Le représentant Ro Khanna (D-Calif.) a déclaré mercredi qu'une nouvelle analyse de Yale prévoyait qu'un système de type Medicare-for-All pourrait réduire les dépenses de santé américaines de 1,04 billion de dollars par an.
Dans un billet publié mercredi sur X, Khanna a cité une nouvelle analyse de Yale selon laquelle la couverture santé universelle pourrait réduire les dépenses de santé annuelles de 1,04 billion de dollars, soit près de 20 %. Il a déclaré que les économies réalisées grâce à la baisse des coûts des assurances privées et des produits pharmaceutiques, ainsi qu'à la réduction du gaspillage administratif, aideraient à financer la hausse des taux de remboursement de l'assurance-maladie et 52 milliards de dollars de soins hospitaliers non rémunérés. Khanna a également déclaré que cette approche permettrait de mieux payer les médecins, les infirmières et les autres prestataires de soins de santé.
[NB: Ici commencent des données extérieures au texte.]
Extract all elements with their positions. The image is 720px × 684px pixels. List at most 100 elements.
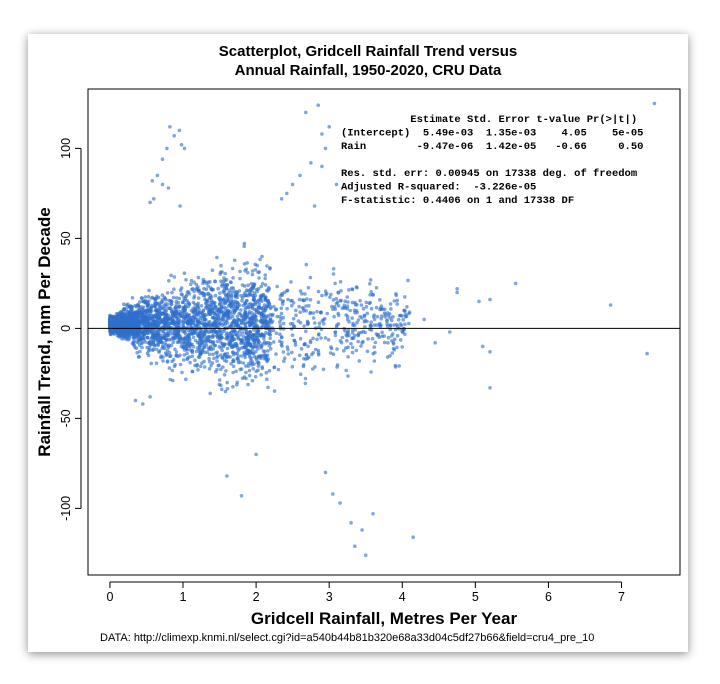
data-point bbox=[205, 324, 210, 328]
data-point bbox=[368, 282, 372, 286]
data-point bbox=[319, 336, 323, 340]
data-point bbox=[240, 376, 245, 381]
data-point bbox=[406, 278, 410, 283]
data-point bbox=[236, 354, 241, 359]
data-point bbox=[306, 286, 311, 290]
data-point bbox=[260, 254, 264, 259]
data-point bbox=[388, 323, 393, 327]
data-point bbox=[251, 294, 256, 298]
data-point bbox=[320, 293, 324, 298]
data-point bbox=[216, 286, 220, 291]
data-point bbox=[300, 298, 305, 302]
data-point bbox=[147, 288, 151, 293]
data-point bbox=[225, 380, 229, 385]
data-point bbox=[360, 528, 364, 532]
data-point bbox=[346, 355, 350, 359]
data-point bbox=[386, 341, 390, 345]
data-point bbox=[306, 344, 310, 349]
data-point bbox=[379, 323, 383, 328]
x-tick-label: 4 bbox=[399, 590, 406, 604]
data-point bbox=[285, 306, 289, 311]
data-point bbox=[179, 286, 184, 290]
data-point bbox=[364, 304, 369, 309]
data-point bbox=[226, 310, 231, 315]
y-tick-label: -50 bbox=[59, 409, 73, 427]
data-point bbox=[146, 341, 151, 345]
data-point bbox=[226, 304, 231, 308]
data-point bbox=[291, 316, 296, 321]
data-point bbox=[182, 353, 187, 357]
data-point bbox=[331, 272, 336, 276]
data-point bbox=[365, 311, 370, 316]
data-point bbox=[394, 293, 399, 298]
data-point bbox=[242, 352, 247, 357]
data-point bbox=[338, 501, 342, 505]
data-point bbox=[251, 297, 256, 302]
y-axis: -100 -50 0 50 100 bbox=[59, 138, 82, 521]
data-point bbox=[137, 333, 142, 337]
data-point bbox=[246, 361, 251, 366]
data-point bbox=[290, 364, 295, 369]
data-point bbox=[352, 323, 357, 328]
data-point bbox=[242, 241, 247, 246]
data-point bbox=[236, 358, 240, 362]
data-point bbox=[282, 359, 286, 364]
data-point bbox=[203, 318, 207, 322]
data-point bbox=[267, 332, 272, 337]
data-point bbox=[407, 310, 412, 315]
data-point bbox=[365, 349, 370, 354]
data-point bbox=[319, 310, 323, 315]
data-point bbox=[129, 321, 134, 326]
data-point bbox=[229, 297, 234, 301]
data-point bbox=[197, 310, 202, 315]
data-point bbox=[222, 286, 227, 290]
data-point bbox=[368, 300, 373, 305]
data-point bbox=[311, 316, 316, 320]
data-point bbox=[245, 261, 249, 265]
data-point bbox=[217, 378, 222, 382]
data-point bbox=[183, 302, 188, 307]
data-point bbox=[231, 350, 235, 355]
data-point bbox=[254, 356, 259, 360]
data-point bbox=[199, 335, 203, 340]
data-point bbox=[371, 512, 375, 516]
data-point bbox=[211, 342, 215, 346]
data-point bbox=[350, 287, 354, 291]
data-point bbox=[246, 340, 251, 345]
data-point bbox=[372, 323, 377, 327]
data-point bbox=[279, 311, 284, 316]
data-point bbox=[139, 336, 144, 341]
data-point bbox=[254, 329, 259, 334]
data-point bbox=[307, 355, 311, 360]
data-point bbox=[132, 339, 137, 344]
data-point bbox=[328, 295, 332, 300]
data-point bbox=[209, 363, 213, 368]
data-point bbox=[111, 323, 116, 327]
data-point bbox=[170, 368, 175, 373]
data-point bbox=[207, 352, 212, 357]
data-point bbox=[168, 316, 172, 321]
data-point bbox=[219, 284, 224, 288]
data-point bbox=[382, 340, 387, 345]
data-point bbox=[153, 321, 157, 326]
data-point bbox=[363, 553, 368, 557]
data-point bbox=[154, 332, 158, 337]
data-point bbox=[331, 352, 336, 357]
data-point bbox=[198, 350, 202, 354]
data-point bbox=[204, 305, 208, 310]
data-point bbox=[261, 349, 266, 353]
data-point bbox=[369, 306, 374, 311]
data-point bbox=[150, 179, 155, 183]
data-point bbox=[145, 351, 150, 356]
data-point bbox=[298, 310, 303, 315]
data-point bbox=[244, 364, 248, 368]
data-point bbox=[141, 316, 145, 321]
data-point bbox=[240, 283, 245, 287]
data-point bbox=[266, 341, 271, 345]
data-point bbox=[149, 342, 154, 347]
data-point bbox=[298, 336, 303, 341]
data-point bbox=[304, 304, 308, 308]
data-point bbox=[258, 343, 263, 348]
data-point bbox=[316, 348, 321, 353]
data-point bbox=[253, 374, 258, 379]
L'analyse de la Yale School of Public Health, publiée le 13 août, a modélisé un système à payeur unique de style Medicare for All en utilisant les données sur les soins de santé de 2024. La prépublication n'a pas encore fait l'objet d'un examen par des pairs.
Les chercheurs ont prévu 1,04 billion de dollars d'économies annuelles sur les soins de santé et 114 174 décès en moins chaque année. Le modèle a identifié la baisse des prix des médicaments, les paiements des prestataires au niveau de l'assurance-maladie, la réduction des coûts administratifs, la réduction des factures frauduleuses et la diminution des visites à l'hôpital évitables comme principales sources d'économies.
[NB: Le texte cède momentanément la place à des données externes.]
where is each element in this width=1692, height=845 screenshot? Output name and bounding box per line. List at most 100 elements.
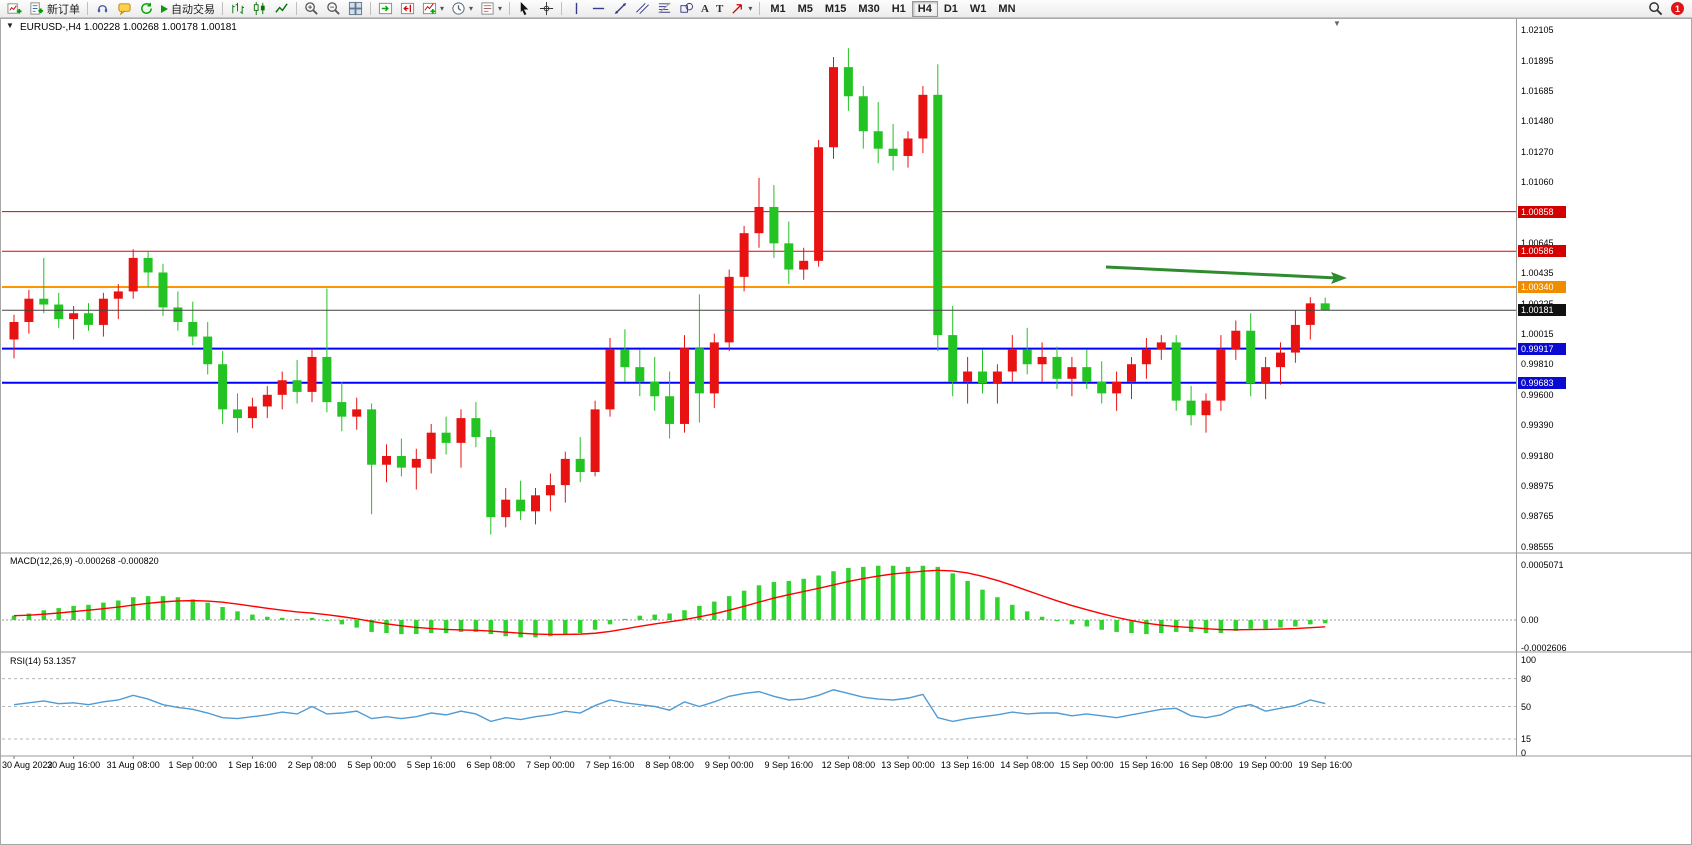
trend-arrow[interactable] bbox=[1105, 265, 1338, 280]
toolbar-separator bbox=[222, 2, 223, 15]
candle-body bbox=[963, 371, 973, 382]
auto-scroll-button[interactable] bbox=[375, 1, 396, 17]
candle-body bbox=[39, 298, 49, 305]
chart-shift-icon bbox=[400, 2, 415, 15]
timeframe-button-M1[interactable]: M1 bbox=[764, 1, 791, 17]
fibonacci-icon bbox=[658, 2, 671, 14]
candle-body bbox=[188, 321, 198, 337]
toolbar-separator bbox=[370, 2, 371, 15]
shapes-button[interactable] bbox=[676, 1, 697, 17]
fibonacci-button[interactable] bbox=[654, 1, 675, 17]
new-chart-button[interactable] bbox=[4, 1, 25, 17]
candle-body bbox=[337, 402, 347, 417]
timeframe-button-MN[interactable]: MN bbox=[992, 1, 1021, 17]
indicators-icon bbox=[422, 2, 437, 15]
zoom-out-button[interactable] bbox=[323, 1, 344, 17]
candle-body bbox=[1112, 381, 1122, 394]
chart-window bbox=[0, 18, 1692, 845]
chat-button[interactable] bbox=[114, 1, 135, 17]
timeframe-button-H1[interactable]: H1 bbox=[886, 1, 912, 17]
arrow-tools-button[interactable]: ▾ bbox=[727, 1, 755, 17]
chevron-down-icon[interactable]: ▾ bbox=[440, 3, 445, 13]
candle-body bbox=[367, 409, 377, 465]
candle-body bbox=[575, 458, 585, 472]
shapes-icon bbox=[680, 2, 694, 13]
candle-body bbox=[724, 276, 734, 343]
bar-chart-icon bbox=[232, 2, 245, 15]
one-click-trading-arrow[interactable]: ▼ bbox=[6, 21, 14, 30]
templates-button[interactable]: ▾ bbox=[477, 1, 505, 17]
vertical-line-button[interactable] bbox=[566, 1, 587, 17]
timeframe-button-H4[interactable]: H4 bbox=[911, 0, 938, 17]
candle-body bbox=[1156, 342, 1166, 350]
candle-body bbox=[247, 406, 257, 419]
chevron-down-icon[interactable]: ▾ bbox=[469, 3, 474, 13]
chart-shift-marker[interactable]: ▼ bbox=[1333, 19, 1341, 28]
horizontal-line-icon bbox=[592, 7, 605, 10]
candle-body bbox=[1067, 367, 1077, 379]
candle-body bbox=[620, 349, 630, 368]
candle-body bbox=[1186, 400, 1196, 416]
crosshair-button[interactable] bbox=[536, 1, 557, 17]
line-chart-button[interactable] bbox=[271, 1, 292, 17]
candle-body bbox=[218, 364, 228, 410]
candle-body bbox=[1007, 349, 1017, 372]
search-button[interactable] bbox=[1645, 1, 1666, 17]
timeframe-button-M5[interactable]: M5 bbox=[792, 1, 819, 17]
refresh-button[interactable] bbox=[136, 1, 157, 17]
candle-body bbox=[531, 495, 540, 512]
timeframe-button-M30[interactable]: M30 bbox=[852, 1, 885, 17]
candle-body bbox=[829, 67, 838, 148]
candle-body bbox=[1231, 330, 1241, 350]
candle-body bbox=[694, 348, 704, 394]
candle-body bbox=[739, 233, 749, 277]
trendline-button[interactable] bbox=[610, 1, 631, 17]
new-order-icon bbox=[30, 2, 44, 15]
indicators-button[interactable]: ▾ bbox=[419, 1, 447, 17]
timeframe-button-M15[interactable]: M15 bbox=[819, 1, 852, 17]
text-label-button[interactable]: T bbox=[713, 1, 726, 17]
candlestick-chart-button[interactable] bbox=[249, 1, 270, 17]
zoom-out-icon bbox=[327, 2, 340, 15]
refresh-icon bbox=[141, 2, 152, 14]
cursor-button[interactable] bbox=[514, 1, 535, 17]
text-tool-icon: A bbox=[701, 2, 709, 15]
new-order-label: 新订单 bbox=[47, 3, 80, 16]
headset-button[interactable] bbox=[92, 1, 113, 17]
timeframe-button-W1[interactable]: W1 bbox=[964, 1, 993, 17]
toolbar-separator bbox=[759, 2, 761, 15]
channel-button[interactable] bbox=[632, 1, 653, 17]
candle-body bbox=[1305, 303, 1315, 325]
candle-body bbox=[560, 458, 570, 486]
trend-arrow-head bbox=[1331, 272, 1347, 284]
toolbar: 新订单 自动交易 ▾ ▾ bbox=[0, 0, 1692, 18]
chevron-down-icon[interactable]: ▾ bbox=[498, 3, 503, 13]
tile-windows-button[interactable] bbox=[345, 1, 366, 17]
candle-body bbox=[1290, 324, 1300, 353]
vertical-line-icon bbox=[575, 2, 578, 15]
new-order-button[interactable]: 新订单 bbox=[26, 1, 83, 17]
auto-trading-play-icon bbox=[161, 4, 168, 13]
headset-icon bbox=[97, 4, 108, 13]
candle-body bbox=[784, 243, 794, 270]
chevron-down-icon[interactable]: ▾ bbox=[748, 3, 753, 13]
candle-body bbox=[635, 367, 645, 382]
zoom-in-button[interactable] bbox=[301, 1, 322, 17]
candle-body bbox=[665, 396, 675, 424]
bar-chart-button[interactable] bbox=[227, 1, 248, 17]
horizontal-line-button[interactable] bbox=[588, 1, 609, 17]
notification-badge[interactable]: 1 bbox=[1671, 2, 1684, 15]
auto-trading-button[interactable]: 自动交易 bbox=[158, 1, 218, 17]
periods-button[interactable]: ▾ bbox=[448, 1, 476, 17]
candle-body bbox=[54, 304, 64, 320]
chart-shift-button[interactable] bbox=[397, 1, 418, 17]
clock-icon bbox=[452, 2, 465, 15]
candle-body bbox=[173, 307, 183, 322]
timeframe-button-D1[interactable]: D1 bbox=[938, 1, 964, 17]
candle-body bbox=[1320, 303, 1330, 311]
candle-body bbox=[590, 409, 600, 472]
text-tool-button[interactable]: A bbox=[698, 1, 712, 17]
toolbar-separator bbox=[509, 2, 511, 15]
Alison Galvani, auteure principale de l'étude et professeure à la Yale School of Public Health, a déclaré que l'assurance-maladie pour tous pourrait éliminer le gaspillage administratif, les coûts élevés des médicaments et les soins d'urgence évitables tout en offrant une couverture à tous. Selon elle, cette approche pourrait sauver plus de 1 billion de dollars et 114 000 vies par an.
Entre-temps, le système d'assurance-maladie existant subit également des modifications en ce qui concerne la couverture et les primes des médicaments sur ordonnance. Les Centers for Medicare & Medicaid Services ont annoncé en juillet qu'ils mettraient fin à la démonstration de stabilisation des primes Medicare Part D après l'année du plan 2026, mettant ainsi fin à un programme de subventions fédéral qui a contribué à limiter la volatilité des primes. Ce déménagement pourrait entraîner une hausse des coûts pour certaines personnes âgées en 2027.
Les responsables de l'administration ont indiqué qu'environ 25 % des inscrits à Medicare Part D pourraient voir leurs primes rester stables ou baisser en 2027, tandis qu'environ 30 % pourraient faire face à des augmentations mensuelles de moins de 10 dollars. Une autre tranche de 45 % devrait connaître des augmentations d'environ 11 à 20 dollars par mois.
Les prix des médicaments sur ordonnance sont également au cœur du débat sur l'assurance-maladie. Les prix ont chuté de 3,1 % en juillet par rapport à l'année précédente, selon les données de l'indice des prix à la consommation du Bureau of Labor Statistics. Les experts cités dans un récent rapport ont attribué cette baisse en partie aux négociations sur le prix des médicaments de Medicare dans le cadre de la loi de réduction de l'inflation de 2022.
Khanna a continué d'intégrer les soins de santé universels à son programme politique plus large. En juillet, il a identifié l'assurance-maladie pour tous comme l'une des cinq priorités que les démocrates de la Chambre poursuivraient s'ils reprenaient le contrôle de la Chambre, parallèlement à une hausse du salaire minimum vital, à une protection syndicale renforcée, à des services de garde d'enfants à 10 dollars par jour et à la fin de l'aide américaine à Israël.
En juin, Khanna a également fait valoir que le problème plus général était l'incapacité du pays à fournir une couverture médicale à tous ses citoyens malgré sa richesse économique, qualifiant cela de « question de valeurs » et affirmant que les États-Unis avaient besoin d'un « New Deal pour notre époque ».
Les chercheurs de Yale ont averti que leur analyse des dépenses ne tenait pas compte des coûts de transition, des pertes d'emplois administratifs ou de la manière dont les prestataires de soins de santé pourraient réagir aux taux de paiement de l'assurance-maladie. Ils ont également noté que les estimations directes de la surmortalité chez les adultes sous-assurés n'étaient pas disponibles, ce qui a obligé les chercheurs à modéliser ce risque.
Khanna a conclu son billet en disant : « L'assurance-maladie pour tous permet d'économiser de l'argent et de sauver des vies ».